I had various reactions. One was, “Great, a response.” We’re out there in order to make some kind of witness; here, finally was an indication that someone was paying attention.
But I quickly became disillusioned about this not so much by the words spoken by this man, but rather by the tone struck by several of the people I was with… bombshells of rhetoric, insulting comments about the man’s intelligence. It seemed clear to me that they didn’t have much interest in engaging in real conversation. They preferred the self-centered conviction that they were totally right and he was totally wrong, while enjoying the adrenalin rush that comes in trying to beat down an enemy.
And this was supposed to be “peace” vigil.
The one exception that night was Michael Soriano, who drew close to the man, and in contrast to the shrill, attacking tones of others, spoke softly, attempting to dialogue with him on the issues at stake in war and peace.
“I have decided to follow Jesus.” Followers of Jesus are called to be peacemakers.

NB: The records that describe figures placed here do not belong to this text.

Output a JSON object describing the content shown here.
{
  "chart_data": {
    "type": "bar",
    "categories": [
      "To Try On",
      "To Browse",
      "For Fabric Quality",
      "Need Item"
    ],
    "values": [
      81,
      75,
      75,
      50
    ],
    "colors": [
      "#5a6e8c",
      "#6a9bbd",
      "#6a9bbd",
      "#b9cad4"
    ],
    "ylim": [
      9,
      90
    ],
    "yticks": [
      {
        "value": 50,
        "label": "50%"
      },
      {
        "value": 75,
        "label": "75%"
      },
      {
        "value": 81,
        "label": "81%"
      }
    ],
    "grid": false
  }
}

The questions that were addressed to Jennifer and Michael this morning, as well as to all of us, dealt with the reality of evil and the struggle of goodness against evil in this world. One of the great insights of Christianity is that the battlefront in which this struggle takes place isn’t just out there somewhere, it’s right here, running through the soul of each of us.
Jesus said, how can you call attention to the speck in your neighbor’s eye when there is a log in your own eye? Right after blessing Simon Peter, he called him “Satan.” “Get behind me, Satan!” We are Simon Peter. We can never forget that although hopefully God is using us to do some good in this world, Satan also speaks through us as well. When we try to demonize others, Jesus would remind us to face up to our own demons first.
The presidential campaigns are in full swing, and I should feel grateful for living in this great nation where democracy has some fairly deep roots. My son Andrew recently arrived for a four month stay in Thailand at precisely the moment when tens of thousands of demonstrators had taken to the streets in an attempt to drive out the prime minister, a man who had been brought to power by another coup just a year or so earlier. The stability we enjoy here in the democratic process is remarkable.
And yet I find myself feeling disillusioned by partisan politics — the failure to engage in real dialogue with people of differing points of view; the way we so often talk past one another without ever really listening.
Jesus said, “If anyone would follow me, let them deny themselves and take up their cross and follow me.” Here is a pretty down to earth way to understand what it means to deny ourselves in following Jesus: Deny ourselves the gloating satisfaction of “being right” that seems so preferable to the hard work required in truly listening to another person express their point of view, especially when that point of view is quite different from our own. Make it a goal of trying to truly hear what another is saying, and to listen for the words beyond the words; the unspoken fears and hopes that are a part of their point of view. Deny yourself the thrill that comes from beating your opponent into submission with rhetorical points.